A Power Pole, a Train and Free Pizza

Kansas lineworker shifts from taking pictures to preventing a train wreck

All in a day’s work: Victory Electric’s Heith Konecny helped stop a BNSF train from slamming into a power pole, documented ice storm damage and won a free lunch for his crew. (Photo By: Heith Konecny)
All in a day’s work: Victory Electric’s Heith Konecny helped stop a BNSF train from slamming into a power pole, documented ice storm damage and won a free lunch for his crew. (Photo By: Heith Konecny)

Heith Konecny was perched on an overpass outside Mullinville, Kansas, taking photos of electric system damage wrought by a January ice storm when he saw a power pole toppled over railroad tracks.

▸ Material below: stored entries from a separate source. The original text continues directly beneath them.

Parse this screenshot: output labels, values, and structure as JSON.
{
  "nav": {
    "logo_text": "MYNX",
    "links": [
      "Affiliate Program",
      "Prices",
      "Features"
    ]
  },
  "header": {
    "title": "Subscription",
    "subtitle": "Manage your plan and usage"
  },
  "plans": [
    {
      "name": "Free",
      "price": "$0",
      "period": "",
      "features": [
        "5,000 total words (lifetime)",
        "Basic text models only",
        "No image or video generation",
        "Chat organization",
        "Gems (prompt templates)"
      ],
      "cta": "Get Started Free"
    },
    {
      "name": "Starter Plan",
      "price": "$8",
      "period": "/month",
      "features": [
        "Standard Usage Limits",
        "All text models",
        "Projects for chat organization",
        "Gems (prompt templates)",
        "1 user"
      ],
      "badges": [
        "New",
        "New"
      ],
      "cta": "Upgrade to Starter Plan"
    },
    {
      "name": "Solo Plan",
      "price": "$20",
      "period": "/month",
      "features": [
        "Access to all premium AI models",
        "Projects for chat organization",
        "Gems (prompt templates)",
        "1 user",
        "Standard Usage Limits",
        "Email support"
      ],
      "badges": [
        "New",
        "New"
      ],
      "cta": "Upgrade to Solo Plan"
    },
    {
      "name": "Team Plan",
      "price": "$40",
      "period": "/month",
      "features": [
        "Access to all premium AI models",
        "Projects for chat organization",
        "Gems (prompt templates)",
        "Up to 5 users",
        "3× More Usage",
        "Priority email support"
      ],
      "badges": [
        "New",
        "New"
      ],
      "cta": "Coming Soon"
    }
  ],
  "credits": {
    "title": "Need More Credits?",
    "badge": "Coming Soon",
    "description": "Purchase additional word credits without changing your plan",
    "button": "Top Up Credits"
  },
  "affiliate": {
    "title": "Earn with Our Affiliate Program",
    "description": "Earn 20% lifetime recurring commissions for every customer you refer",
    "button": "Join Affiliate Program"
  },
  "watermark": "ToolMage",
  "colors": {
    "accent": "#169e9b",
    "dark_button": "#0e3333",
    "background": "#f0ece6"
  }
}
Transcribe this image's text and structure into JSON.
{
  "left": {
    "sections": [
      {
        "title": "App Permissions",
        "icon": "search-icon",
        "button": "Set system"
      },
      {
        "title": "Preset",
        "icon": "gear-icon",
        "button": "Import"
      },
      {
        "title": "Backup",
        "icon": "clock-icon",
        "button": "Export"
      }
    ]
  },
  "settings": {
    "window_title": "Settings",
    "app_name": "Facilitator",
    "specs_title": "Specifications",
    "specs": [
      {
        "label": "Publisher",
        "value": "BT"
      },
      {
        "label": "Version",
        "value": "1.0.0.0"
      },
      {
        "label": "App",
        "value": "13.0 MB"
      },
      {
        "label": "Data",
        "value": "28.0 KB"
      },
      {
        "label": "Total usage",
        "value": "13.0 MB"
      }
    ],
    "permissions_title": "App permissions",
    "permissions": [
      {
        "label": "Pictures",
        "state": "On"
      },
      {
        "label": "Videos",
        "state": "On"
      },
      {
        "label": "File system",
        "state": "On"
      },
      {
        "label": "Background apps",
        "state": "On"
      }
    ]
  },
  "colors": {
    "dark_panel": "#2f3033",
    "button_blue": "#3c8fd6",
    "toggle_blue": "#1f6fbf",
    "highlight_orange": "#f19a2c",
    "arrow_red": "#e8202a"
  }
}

Konecny was about to line up the shot, but then, on the horizon, he spotted lights closing in on the pole.

“The lights got closer, and then I realized it was a train heading down the tracks, straight towards the pole,” said Konecny, since 2007 a supervisor of metering technology at The Victory Electric Cooperative in Dodge City, Kansas.

Konecny ran back to his truck, called dispatchers to alert the railroad and then headed to the nearest intersection.

“I drove to the next crossing and turned on my flashers” to warn the engineer of the BNSF Railway train.

It can take a train a full mile to come to a complete stop, even after the engineer applies the brakes. The locomotive stopped about a quarter-mile from the downed pole.

“That train could have barreled through the pole. Had Heath not been in the right place, at the right time, it could have been a dire situation,” said Jerri Imgarten, the co-op’s manager of marketing and communications.

Nate Stormont was fixing a burned line and broken crossarm in Dodge City when he saw the perfect opportunity to snap a photo of icicles on the line. (Photo By: Nate Stormont)

“It ended up stopping, but I don’t know whether it was because of me or operations,” said Konecny. “It was a locomotive and it didn’t have cars attached to it. So maybe it was out scoping damage on the tracks. And a signal would have sensed something on the track and it would have triggered a red light,” alerting the train to stop.

Konecny’s adventures didn’t end there. He submitted the photo to a co-op contest and wound up taking first prize—two free large pizzas for him and his crew.

Imgarten and her team had thought up the contest as a way to generate photos for social media. “Visual elements work really well to show the extent of damage and how hard crews work to get members’ power restored,” she said. “But we knew it would be hard for us to go out in the field take photos of the damage.”

Because the co-op had advance warning of the storm, Imgarten and her team had time to come up with a plan. With a free pizza lunch at stake, linemen texted or emailed photos of storm damage; co-op communicators across the country judged the entries.

Konecny’s dramatic, fog-shrouded photo, with train lights visible through a crossarm brace, won by a single vote.

“We were thinking the photo contest would be a great way to involve the linemen and engineering personnel in the co-op’s communications efforts, but we never dreamed it would help prevent a potential train derailment,” said Imgarten.